5.12.05

Antes de la curva

Era un jueves, alrededor de las siete de la noche. La carretera estaba despejada; el carro iba a unos 70 kilómetros por hora. Se aproximaba una curva hacia la derecha. El perro salió corriendo de los montes, del lado derecho de la carretera. El carro se pasó al carril izquierdo de inmediato, y el perro corrió hacia ese mismo lado. El carro regresó al carril derecho, y el perro se dio media vuelta intentando regresar al lugar de donde había salido. El carro dio dos tumbos y tomó la curva hacia la derecha.

Era un jueves, alrededor de las siete de la noche. Íbamos escuchando a los White Stripes porque era mi turno de poner la música, y en ese momento sonaba Hotel Yorba. El resto de mi familia discutía si al llegar a la ciudad iríamos a comer pizza o parrillada; a mí me daba igual y me limitaba a escucharlos tarareando la canción, bien bajito. Vi al perro salir corriendo; era de un color café claro. Vi al perro, asustado, intentando esquivar el carro. “Let’s get marri / get married in a big cathedral by a priest”. Disminuí un poco la velocidad para tomar la curva y pocos segundos después volví a acelerar.

Era un jueves, alrededor de las siete de la noche. Estábamos todos ahí, dentro del carro: mis padres, mis hermanos y mi cuñada. Por la mañana tuve una pequeña disputa verbal con mis progenitores que no quedó resuelta del todo, y unos atisbos de hostilidad y discordia estaban aún rezagados, ahí entre los asientos delanteros y los posteriores. Cuando atropellé a Dolbi (fue el primer nombre que se me ocurrió ponerle al perro, aunque sólo se lo dije a mi hermano el menor un par de horas más tarde mientras comíamos pizza, enfatizando que se deletreaba con i latina y no griega) todos se callaron, y sólo mi cuñada dejó escapar un leve gritito. Les tomó casi medio minuto romper el silencio y empezar a comentar lo sucedido.

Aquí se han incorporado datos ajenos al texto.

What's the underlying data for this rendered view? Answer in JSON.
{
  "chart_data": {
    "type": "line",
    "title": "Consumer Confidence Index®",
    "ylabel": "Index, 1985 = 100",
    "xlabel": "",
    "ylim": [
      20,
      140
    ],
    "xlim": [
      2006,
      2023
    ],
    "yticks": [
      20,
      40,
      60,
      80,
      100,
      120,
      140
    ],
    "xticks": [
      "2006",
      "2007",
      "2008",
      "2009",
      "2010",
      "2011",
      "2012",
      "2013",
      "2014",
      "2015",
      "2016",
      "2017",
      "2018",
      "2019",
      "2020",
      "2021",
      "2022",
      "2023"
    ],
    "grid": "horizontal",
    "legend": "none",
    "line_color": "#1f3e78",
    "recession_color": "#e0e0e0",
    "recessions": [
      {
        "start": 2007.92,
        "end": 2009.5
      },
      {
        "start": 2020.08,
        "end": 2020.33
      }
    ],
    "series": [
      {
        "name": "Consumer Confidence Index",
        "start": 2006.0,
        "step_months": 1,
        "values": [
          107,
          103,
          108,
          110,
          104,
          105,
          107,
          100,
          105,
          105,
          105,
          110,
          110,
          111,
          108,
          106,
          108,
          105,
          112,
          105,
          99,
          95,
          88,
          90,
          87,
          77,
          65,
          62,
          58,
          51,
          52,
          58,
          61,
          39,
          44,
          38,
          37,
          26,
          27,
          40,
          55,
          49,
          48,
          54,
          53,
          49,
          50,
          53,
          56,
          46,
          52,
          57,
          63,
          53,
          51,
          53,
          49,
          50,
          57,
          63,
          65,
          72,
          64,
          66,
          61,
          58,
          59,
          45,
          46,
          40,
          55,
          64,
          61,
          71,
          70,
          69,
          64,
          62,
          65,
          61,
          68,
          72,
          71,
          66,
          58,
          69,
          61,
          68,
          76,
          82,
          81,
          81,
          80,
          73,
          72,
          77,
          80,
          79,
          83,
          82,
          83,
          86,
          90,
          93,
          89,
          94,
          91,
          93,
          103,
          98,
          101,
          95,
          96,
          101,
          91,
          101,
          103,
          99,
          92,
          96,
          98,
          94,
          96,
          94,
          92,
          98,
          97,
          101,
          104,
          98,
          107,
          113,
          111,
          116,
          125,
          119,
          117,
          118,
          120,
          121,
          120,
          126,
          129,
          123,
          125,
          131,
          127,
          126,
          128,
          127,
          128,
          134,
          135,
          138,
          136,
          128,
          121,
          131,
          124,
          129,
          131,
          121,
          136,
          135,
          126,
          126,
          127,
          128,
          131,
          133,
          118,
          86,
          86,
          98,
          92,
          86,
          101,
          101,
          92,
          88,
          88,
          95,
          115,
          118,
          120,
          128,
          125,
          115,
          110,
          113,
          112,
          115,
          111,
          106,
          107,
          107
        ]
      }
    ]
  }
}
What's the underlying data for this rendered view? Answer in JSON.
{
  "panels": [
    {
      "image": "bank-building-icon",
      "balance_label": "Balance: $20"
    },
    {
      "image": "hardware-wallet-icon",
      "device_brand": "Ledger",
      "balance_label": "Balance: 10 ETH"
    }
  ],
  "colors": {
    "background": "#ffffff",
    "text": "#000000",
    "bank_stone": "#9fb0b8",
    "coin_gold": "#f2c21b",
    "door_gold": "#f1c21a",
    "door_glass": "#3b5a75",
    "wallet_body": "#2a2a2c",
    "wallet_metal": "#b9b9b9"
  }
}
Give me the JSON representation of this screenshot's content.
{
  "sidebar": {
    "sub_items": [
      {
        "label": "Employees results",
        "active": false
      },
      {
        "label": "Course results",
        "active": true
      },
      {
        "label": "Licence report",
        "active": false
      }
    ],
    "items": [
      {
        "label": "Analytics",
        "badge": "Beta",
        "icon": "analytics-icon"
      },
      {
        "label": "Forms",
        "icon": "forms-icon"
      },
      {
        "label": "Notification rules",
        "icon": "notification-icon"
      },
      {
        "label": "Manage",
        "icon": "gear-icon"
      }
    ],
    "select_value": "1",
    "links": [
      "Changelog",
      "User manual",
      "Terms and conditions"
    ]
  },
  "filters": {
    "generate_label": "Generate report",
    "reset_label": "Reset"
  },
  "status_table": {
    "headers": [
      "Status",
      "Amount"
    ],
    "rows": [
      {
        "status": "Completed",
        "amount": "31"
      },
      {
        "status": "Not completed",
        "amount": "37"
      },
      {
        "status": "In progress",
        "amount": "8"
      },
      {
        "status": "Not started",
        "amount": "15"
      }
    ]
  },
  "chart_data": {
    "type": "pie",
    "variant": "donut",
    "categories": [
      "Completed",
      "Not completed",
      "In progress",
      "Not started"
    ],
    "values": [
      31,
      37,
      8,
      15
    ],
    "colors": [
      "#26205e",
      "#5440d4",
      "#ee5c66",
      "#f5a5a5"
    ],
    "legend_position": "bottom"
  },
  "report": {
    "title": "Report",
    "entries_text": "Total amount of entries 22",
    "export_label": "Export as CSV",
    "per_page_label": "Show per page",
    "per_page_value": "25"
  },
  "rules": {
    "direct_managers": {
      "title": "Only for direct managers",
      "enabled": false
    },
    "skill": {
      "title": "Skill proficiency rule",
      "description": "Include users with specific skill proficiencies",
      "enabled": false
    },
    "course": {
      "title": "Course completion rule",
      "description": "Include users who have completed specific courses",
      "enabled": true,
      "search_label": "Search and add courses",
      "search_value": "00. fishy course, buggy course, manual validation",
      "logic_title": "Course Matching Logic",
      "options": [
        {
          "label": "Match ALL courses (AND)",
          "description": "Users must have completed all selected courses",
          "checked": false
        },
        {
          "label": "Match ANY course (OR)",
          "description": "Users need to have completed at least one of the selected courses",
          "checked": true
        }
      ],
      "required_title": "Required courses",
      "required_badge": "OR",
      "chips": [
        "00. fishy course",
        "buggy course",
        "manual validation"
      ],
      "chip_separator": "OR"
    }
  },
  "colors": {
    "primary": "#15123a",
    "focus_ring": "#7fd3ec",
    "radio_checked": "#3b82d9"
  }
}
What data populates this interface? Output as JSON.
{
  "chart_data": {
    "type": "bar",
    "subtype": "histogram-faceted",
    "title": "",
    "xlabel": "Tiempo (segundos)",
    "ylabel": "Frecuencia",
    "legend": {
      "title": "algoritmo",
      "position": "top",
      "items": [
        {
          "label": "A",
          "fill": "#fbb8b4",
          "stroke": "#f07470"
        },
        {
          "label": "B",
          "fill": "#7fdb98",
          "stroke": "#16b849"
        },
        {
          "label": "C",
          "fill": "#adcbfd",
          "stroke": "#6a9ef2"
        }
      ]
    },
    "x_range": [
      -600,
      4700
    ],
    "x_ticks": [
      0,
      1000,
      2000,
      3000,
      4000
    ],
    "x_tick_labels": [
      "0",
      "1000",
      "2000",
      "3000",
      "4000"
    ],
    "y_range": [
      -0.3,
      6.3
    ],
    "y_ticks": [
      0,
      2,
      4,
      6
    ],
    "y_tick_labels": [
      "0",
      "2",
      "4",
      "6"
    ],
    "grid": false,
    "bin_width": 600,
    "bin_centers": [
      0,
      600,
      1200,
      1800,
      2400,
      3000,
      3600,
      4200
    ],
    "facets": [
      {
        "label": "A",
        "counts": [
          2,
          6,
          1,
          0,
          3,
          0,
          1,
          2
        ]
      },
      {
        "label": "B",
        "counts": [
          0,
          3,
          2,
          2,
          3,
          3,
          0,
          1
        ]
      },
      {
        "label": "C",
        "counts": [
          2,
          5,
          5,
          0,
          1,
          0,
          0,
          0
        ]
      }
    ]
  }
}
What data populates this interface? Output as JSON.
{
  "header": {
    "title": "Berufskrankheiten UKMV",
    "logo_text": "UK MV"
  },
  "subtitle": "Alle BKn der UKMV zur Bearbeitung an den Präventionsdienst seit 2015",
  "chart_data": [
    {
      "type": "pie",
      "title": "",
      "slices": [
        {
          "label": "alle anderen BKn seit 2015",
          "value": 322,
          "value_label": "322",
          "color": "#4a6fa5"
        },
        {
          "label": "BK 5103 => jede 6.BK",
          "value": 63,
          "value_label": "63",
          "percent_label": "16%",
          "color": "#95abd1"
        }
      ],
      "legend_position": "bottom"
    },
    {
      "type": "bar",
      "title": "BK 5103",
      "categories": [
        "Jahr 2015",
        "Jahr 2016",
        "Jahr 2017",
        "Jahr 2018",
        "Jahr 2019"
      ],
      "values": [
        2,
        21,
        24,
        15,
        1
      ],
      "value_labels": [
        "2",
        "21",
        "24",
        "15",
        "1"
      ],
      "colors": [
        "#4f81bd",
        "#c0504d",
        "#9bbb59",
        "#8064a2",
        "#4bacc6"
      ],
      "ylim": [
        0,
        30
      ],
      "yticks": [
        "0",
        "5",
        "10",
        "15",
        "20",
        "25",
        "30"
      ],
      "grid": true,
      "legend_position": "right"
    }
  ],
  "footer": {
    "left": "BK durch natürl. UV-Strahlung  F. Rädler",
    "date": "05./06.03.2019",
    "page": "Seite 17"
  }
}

Era un jueves, alrededor de las siete de la noche, cuando atropellé un perro en una carretera. Por tomar una curva no pude ver nada de lo que dejaba atrás por el retrovisor. Sólo mi hermano el menor se dio la vuelta lo suficientemente rápido como para ver qué había sido del perro y no me lo contó sino hasta el rato en que me fui a despedir de él horas más tarde cuando estaba ya preparado en su cama empijamado para dormir. Mientras el resto de mi familia comentaba lo sucedido yo seguí tarareando con los White Stripes. Si bien no me sentía del todo tranquilo (mi pulso se alteró, eso me era evidente) tampoco me ardía el remordimiento ni la inquietud; no era ni siquiera indiferencia: sé que no lo era porque la conozco lo suficientemente bien. Se me ocurrió parar el carro para regresar a ver si había cómo hacer algo por Dolbi, pero preferí esperar que alguien más haga esa sugerencia. Nadie la hizo, y no paré sino hasta llegar a la pizzería que por una votación de tres a dos habían elegido. El resto del viaje fui pensando aleatoriamente en un poco de cosas: la diferencia entre aplastar a un perro y aplastar a una hormiga, el lugar de los animales en el plan divino, la felicidad o miseria de un perro en medio del campo, qué hubiera pasado si en vez del perro hubiese atropellado una vaca o un ornitorrinco, que sólo odiamos a alguien cuando nuestra estima hacia ese alguien es igual o mayor a la que tenemos por nosotros mismos, la posibilidad de que en una carretera cualquiera los lleguen a atropellar a mis hermanos, el lugar de los animales en el plan humano, la posibilidad de un cielo para perros, los problemas que dejaría no resueltos si muriera atropellado, cuál sería la primera ambulancia con la lucecita roja giratoria, la posibilidad de que Dolbi haya sido una reencarnación de Torquemada y yo no haya sido más que un instrumento de venganza divina, la felicidad o miseria de un perro con correa insertado en la sociedad, la compatibilidad entre nuestros conceptos de felicidad o miseria y la vida animal, qué tan en lo cierto estaba Barnes cuando postulaba que el arte justifica las catástrofes, la última vez que comí pizza hawaiana. Claro, también recordé cuando me describías el miedo que tenías al ver un perro cruzar una calle.